St. Clair: [Bringing in former “Best Friends Forever” co-star Daija Owens] was another dream. We wanted to have [her] back and we didn’t exactly know how, and I don’t know who came up with the idea of a “Sweet 13,” but seeing her five years later– I mean, in “BFFs,” she was eight and could sit on our laps, and now she’s this beautiful young woman, and it was so meaningful. Again on this shoot, as hard as the hospital scenes were, every day we were so joyful that we got to do these things again… because we didn’t know in the darkest moments of this journey if we’d ever be back to shooting again, but there we were.

Where do you see these characters going from here, should the show get renewed for a fourth season?

St.
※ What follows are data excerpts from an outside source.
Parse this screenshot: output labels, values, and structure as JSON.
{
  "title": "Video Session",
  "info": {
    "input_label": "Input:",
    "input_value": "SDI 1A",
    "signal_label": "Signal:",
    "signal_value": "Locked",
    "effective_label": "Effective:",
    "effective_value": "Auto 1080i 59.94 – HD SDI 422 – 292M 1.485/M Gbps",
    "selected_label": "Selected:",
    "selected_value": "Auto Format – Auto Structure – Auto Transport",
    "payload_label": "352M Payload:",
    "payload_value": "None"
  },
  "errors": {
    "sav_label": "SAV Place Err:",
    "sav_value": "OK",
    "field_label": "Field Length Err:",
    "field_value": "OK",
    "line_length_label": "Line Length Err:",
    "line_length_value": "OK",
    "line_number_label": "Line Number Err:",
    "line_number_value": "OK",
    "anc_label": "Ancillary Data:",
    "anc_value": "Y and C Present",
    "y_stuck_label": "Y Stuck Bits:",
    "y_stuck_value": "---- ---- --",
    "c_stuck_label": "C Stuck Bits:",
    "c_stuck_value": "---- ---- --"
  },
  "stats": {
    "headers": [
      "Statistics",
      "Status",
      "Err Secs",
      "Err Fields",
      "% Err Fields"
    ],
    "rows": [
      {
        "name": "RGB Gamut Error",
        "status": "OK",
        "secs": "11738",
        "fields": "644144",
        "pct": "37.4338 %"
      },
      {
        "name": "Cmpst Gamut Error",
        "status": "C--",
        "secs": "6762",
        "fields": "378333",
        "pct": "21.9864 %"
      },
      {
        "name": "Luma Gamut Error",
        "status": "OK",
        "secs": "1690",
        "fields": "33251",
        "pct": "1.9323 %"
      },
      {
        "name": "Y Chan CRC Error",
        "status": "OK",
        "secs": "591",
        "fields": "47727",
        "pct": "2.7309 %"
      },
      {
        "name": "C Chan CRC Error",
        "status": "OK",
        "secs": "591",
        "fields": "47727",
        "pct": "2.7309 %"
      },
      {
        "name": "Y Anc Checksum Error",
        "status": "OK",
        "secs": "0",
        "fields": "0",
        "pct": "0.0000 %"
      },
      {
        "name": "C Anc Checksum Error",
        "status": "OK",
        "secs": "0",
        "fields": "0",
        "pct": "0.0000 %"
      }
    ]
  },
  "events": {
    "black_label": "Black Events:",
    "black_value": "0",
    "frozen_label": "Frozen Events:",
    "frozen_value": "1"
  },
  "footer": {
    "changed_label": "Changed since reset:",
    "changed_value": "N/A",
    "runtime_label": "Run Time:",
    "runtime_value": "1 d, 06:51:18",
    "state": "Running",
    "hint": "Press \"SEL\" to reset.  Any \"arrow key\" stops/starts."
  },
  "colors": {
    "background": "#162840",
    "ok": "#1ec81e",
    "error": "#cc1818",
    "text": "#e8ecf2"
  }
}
Clair: The initial concept of the show was these childhood best friends were thrown back together, and in doing so, they’re encouraging each other and allowing each other to live their own best lives, so I think we just take that to the next level. Early on in living through this trauma we decided to adopt that kind of battle cry-slash-slogan of “F— Yes Life.” “Hell Yes Life” is what we say on television, but basically the way we were going to deal with this newfound awareness of the fact that life is precious and that we only have today is to say “yes” to anything that will bring us joy. In the season we see them learn that lesson and then put it into practice. In the finale when they perform as Tina Turner drag queens, it’s the most joyful we’ve ever seen Maggie and Emma. So, in season four what I would love to do is see these girls truly manifest their “F— Yes Life” and just go for it, you know? Let’s go big. Go big or go home. Even more joy.